On Wed, Nov 27, 2013 at 12:18 PM, Dan Andreescu <dandreescu@wikimedia.org> wrote:
On Wed, Nov 27, 2013 at 2:41 PM, Kenan Wang <kwang@wikimedia.org> wrote:
Dan here is what I'm looking for:

How many users registered on enwiki in month X and reached 5 edits within 30 days

I talked with Dario and we're hoping that restricting it to enwiki solves the cross-db join issue that you were facing.


Thank you.  I'll see if I can tune the query to do this efficiently.  The cross-db issue comes from joining the Event Logging table with the mediawiki table.  If my tuning doesn't yield results, the only viable solution is to import the event logging stuff into a temp table in labsdb/enwiki_p.  Then they'll be on the same database and the query should fly.  Is that possible with the schema you're capturing for mobile registrations?  In other words, can that data be shared publicly?

It doesn't make sense to do it that way.
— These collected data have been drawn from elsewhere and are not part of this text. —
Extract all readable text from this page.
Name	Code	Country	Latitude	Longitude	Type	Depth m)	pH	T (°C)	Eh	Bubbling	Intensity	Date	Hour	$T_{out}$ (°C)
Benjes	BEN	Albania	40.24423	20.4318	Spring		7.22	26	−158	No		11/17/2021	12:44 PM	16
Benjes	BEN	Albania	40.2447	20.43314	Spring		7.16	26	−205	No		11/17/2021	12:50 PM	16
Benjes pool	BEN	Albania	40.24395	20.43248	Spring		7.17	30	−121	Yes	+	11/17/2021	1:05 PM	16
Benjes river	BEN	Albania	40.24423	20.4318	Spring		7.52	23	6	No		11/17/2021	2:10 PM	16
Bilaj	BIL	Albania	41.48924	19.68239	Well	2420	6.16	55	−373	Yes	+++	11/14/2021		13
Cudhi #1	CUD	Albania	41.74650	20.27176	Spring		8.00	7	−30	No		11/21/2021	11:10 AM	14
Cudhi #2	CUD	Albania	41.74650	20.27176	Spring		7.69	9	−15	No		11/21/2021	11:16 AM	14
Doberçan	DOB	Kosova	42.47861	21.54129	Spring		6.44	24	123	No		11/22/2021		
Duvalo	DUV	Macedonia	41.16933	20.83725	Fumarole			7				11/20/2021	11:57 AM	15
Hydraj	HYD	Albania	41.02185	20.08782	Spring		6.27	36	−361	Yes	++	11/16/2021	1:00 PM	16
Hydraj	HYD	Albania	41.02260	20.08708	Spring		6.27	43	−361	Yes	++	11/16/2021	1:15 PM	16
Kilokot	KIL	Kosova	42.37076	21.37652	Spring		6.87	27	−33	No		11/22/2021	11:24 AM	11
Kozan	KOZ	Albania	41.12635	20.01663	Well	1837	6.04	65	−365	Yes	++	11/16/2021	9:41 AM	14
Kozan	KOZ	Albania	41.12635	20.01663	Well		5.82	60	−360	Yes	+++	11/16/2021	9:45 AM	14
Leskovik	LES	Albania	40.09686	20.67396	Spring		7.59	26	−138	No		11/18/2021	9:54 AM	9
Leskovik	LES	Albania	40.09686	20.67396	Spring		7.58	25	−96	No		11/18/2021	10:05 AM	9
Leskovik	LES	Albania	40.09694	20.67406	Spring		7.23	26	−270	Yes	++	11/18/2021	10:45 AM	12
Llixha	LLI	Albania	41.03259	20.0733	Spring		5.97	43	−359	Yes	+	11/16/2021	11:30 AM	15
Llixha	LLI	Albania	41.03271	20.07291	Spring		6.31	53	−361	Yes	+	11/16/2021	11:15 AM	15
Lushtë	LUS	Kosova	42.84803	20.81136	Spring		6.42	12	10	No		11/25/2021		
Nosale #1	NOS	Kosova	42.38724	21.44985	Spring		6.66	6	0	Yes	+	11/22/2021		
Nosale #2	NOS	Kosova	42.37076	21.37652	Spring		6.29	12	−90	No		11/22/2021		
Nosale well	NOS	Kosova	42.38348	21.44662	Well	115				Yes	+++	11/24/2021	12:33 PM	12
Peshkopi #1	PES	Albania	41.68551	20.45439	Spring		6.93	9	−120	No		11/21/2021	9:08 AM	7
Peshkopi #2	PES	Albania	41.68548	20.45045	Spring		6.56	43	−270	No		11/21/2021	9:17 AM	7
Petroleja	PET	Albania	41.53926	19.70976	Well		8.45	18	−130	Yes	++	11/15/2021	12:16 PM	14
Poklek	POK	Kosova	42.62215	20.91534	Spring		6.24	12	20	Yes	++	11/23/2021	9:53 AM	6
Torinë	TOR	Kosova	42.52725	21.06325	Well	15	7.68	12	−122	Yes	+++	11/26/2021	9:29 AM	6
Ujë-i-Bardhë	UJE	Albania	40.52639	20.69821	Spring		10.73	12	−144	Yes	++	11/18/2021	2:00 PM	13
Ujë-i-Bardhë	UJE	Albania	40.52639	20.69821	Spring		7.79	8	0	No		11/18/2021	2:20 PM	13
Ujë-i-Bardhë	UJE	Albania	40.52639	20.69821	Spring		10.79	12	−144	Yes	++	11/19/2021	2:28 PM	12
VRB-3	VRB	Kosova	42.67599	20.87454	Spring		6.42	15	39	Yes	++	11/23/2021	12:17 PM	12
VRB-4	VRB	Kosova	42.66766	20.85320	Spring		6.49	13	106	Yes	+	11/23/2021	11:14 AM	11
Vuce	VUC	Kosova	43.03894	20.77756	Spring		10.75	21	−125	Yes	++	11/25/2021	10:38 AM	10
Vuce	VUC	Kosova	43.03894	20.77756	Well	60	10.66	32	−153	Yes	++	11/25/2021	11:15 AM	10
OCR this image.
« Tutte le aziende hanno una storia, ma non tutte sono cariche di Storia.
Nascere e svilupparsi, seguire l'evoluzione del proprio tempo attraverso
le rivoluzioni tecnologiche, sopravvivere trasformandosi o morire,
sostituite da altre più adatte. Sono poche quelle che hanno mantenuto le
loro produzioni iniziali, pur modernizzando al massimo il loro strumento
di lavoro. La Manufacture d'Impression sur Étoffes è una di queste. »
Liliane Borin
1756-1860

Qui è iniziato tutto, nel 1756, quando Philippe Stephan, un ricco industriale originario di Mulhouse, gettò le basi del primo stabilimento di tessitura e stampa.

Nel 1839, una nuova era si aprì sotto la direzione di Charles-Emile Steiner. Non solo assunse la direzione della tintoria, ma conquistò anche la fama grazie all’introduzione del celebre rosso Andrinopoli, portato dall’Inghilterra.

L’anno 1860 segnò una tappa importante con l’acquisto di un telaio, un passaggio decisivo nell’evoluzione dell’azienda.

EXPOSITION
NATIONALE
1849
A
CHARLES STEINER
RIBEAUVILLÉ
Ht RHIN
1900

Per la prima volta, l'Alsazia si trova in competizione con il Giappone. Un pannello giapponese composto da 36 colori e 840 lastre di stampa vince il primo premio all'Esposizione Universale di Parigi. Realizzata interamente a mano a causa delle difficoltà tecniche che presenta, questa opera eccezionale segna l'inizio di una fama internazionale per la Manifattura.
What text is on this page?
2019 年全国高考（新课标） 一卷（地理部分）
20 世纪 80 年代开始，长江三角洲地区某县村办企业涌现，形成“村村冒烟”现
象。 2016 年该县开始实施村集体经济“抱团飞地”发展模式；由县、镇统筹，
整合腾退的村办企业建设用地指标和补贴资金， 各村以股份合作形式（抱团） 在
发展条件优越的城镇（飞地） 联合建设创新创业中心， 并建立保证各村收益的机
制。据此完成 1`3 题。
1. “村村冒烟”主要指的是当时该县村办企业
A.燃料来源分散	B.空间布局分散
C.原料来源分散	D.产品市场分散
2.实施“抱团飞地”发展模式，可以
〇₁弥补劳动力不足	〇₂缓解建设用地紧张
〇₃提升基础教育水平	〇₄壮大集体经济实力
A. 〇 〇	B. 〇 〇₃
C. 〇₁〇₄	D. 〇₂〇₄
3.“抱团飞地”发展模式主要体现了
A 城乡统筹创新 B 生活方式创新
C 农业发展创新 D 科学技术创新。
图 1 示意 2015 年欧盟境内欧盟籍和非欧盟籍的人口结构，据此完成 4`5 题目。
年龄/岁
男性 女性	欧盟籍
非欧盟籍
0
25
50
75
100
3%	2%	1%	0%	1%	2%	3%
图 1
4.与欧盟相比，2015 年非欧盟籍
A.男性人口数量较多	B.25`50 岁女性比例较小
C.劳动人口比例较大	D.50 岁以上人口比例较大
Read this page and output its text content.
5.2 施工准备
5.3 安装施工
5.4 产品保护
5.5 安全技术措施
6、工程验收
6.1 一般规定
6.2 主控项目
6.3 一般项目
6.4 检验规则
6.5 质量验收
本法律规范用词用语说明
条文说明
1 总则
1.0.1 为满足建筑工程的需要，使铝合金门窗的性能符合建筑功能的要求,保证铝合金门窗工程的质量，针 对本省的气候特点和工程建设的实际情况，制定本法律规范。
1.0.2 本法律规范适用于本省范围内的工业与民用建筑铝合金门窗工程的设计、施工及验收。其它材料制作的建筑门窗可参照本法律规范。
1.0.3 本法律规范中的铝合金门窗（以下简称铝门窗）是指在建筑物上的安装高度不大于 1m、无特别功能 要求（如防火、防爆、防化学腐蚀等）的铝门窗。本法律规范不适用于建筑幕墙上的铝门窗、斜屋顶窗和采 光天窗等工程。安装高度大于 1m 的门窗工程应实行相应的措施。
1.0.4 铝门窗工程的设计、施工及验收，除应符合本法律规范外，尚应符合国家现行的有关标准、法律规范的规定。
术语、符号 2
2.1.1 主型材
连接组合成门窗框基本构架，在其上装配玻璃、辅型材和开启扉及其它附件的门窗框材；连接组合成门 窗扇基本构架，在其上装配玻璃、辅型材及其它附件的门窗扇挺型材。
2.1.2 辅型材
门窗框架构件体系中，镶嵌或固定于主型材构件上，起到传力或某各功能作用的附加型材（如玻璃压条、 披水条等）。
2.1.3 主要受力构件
Instead of inferring that something must have happened by cross-referencing conditions across datasets, just do the following: in MediaWiki, every time a user makes an edit, check their registration date and edit count. If the date is within the last thirty days and the edit count is 5, log an event. Doing it this way will easily scale to the entire cluster, not just enwiki, and to any number of bins, not just 5 edits.

Patch at <https://gerrit.wikimedia.org/r/#/c/98079/>; you can take it from there if you like.